A sad fact of our 21st century lives is that not everyone is considerate of other people or the environment around them. They’re not concerned that the lanes are littered in a country that prides itself on being ‘green’ and attracts millions of tourists, helping to keep local economies afloat. The minorities that litter don’t care and they probably never will.
It therefore falls on those who do care, to pick up that tin or bottle, to make sure that we can not only be proud of the areas we live in when people visit us, but also that our wildlife are safe and the pollutants aren’t adding to the other pressures on our environment.
How to organise a community clean-up
If you’d like to organise a litter clean up in your area, here’s how to do it.
- Contact all the neighbours and ask if they’d like to get involved. We set up a secret Facebook group for our area so everyone could keep abreast of what was happening. This might also come in useful for other rural community events we organise later. We sent texts to those who weren’t on social media and next year we’ll create a small flyer and pop it into letter boxes so we don’t miss anyone out again.
- Choose a date. This was the hardest part of the exercise as it’s impossible to please everyone. In the end we chose a Sunday, but later found it coincided with a local wedding weekend. It was too late to re-arrange so despite falling into their beds at 4am, most of the neighbours turned up anyway. Tip: April is National Spring Cleaning month in Ireland. If most of your litter picking is in a rural area, choose a day early in the month as the rubbish is easier to get to. Much later and the hedgerows will have grown too much to get into them easily.
- Register with An Taisce. They have details and tips on their website about how you can get involved in the national initiative in April and if you register with them, your group will fall under their Third Party Public Liability Insurance.
- Contact your local Environment Department in your Local Authority and ask them for help. Our local office arranged for a trailer to be at ours for the weekend, along with gloves and rubbish bags. They also loaned us pick up sticks which made the task a lot easier.
- Organise yourselves into small groups. It’s more fun cleaning up with friends and neighbours than on your own and if you’re sorting the rubbish as you go, it’s much easier.
- Leave the full bags at the side of the road and collect them later. It’s surprising how quickly you’ll fill the bags and how heavy they get. We left them tied up at the side of the road once we’d filled them and collected them all later.
- Organise a celebration tea afterwards. On our clean up day most of the people involved wandered home after three hours of walking and cleaning up but it would have been a great opportunity to eat cake, sup tea and generally get to know one another better.
- Agree among yourselves a small area that you will keep clean after the tidy up. We didn’t do this but it’s been recommended and the benefits are obvious.
Finally, grit your teeth, smile at your group achievements and don’t let the litter bugs get you down.
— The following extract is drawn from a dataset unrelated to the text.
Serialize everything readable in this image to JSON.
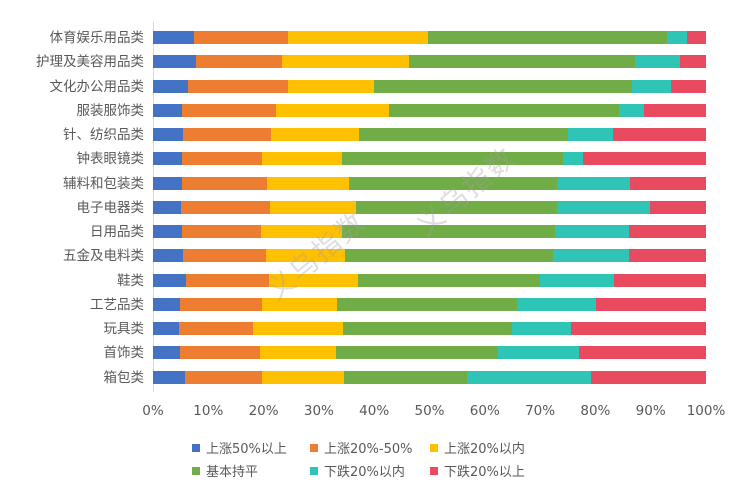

As much as we hate it, unless we see people throwing their rubbish into the hedgerows or flytipping, there’s not much we can do. By helping out for a few hours once a year, we can make our communities better places. If you do get involved, know that you’re doing an amazing and worthwhile job. Celebrate your achievements and try not to dwell on the fact that not everyone cares as much about people and the planet as you do, there are still lots of us who do. Together, we can make a difference.
Have you ever been involved in a clean up? Will you consider organising one or getting involved in the future?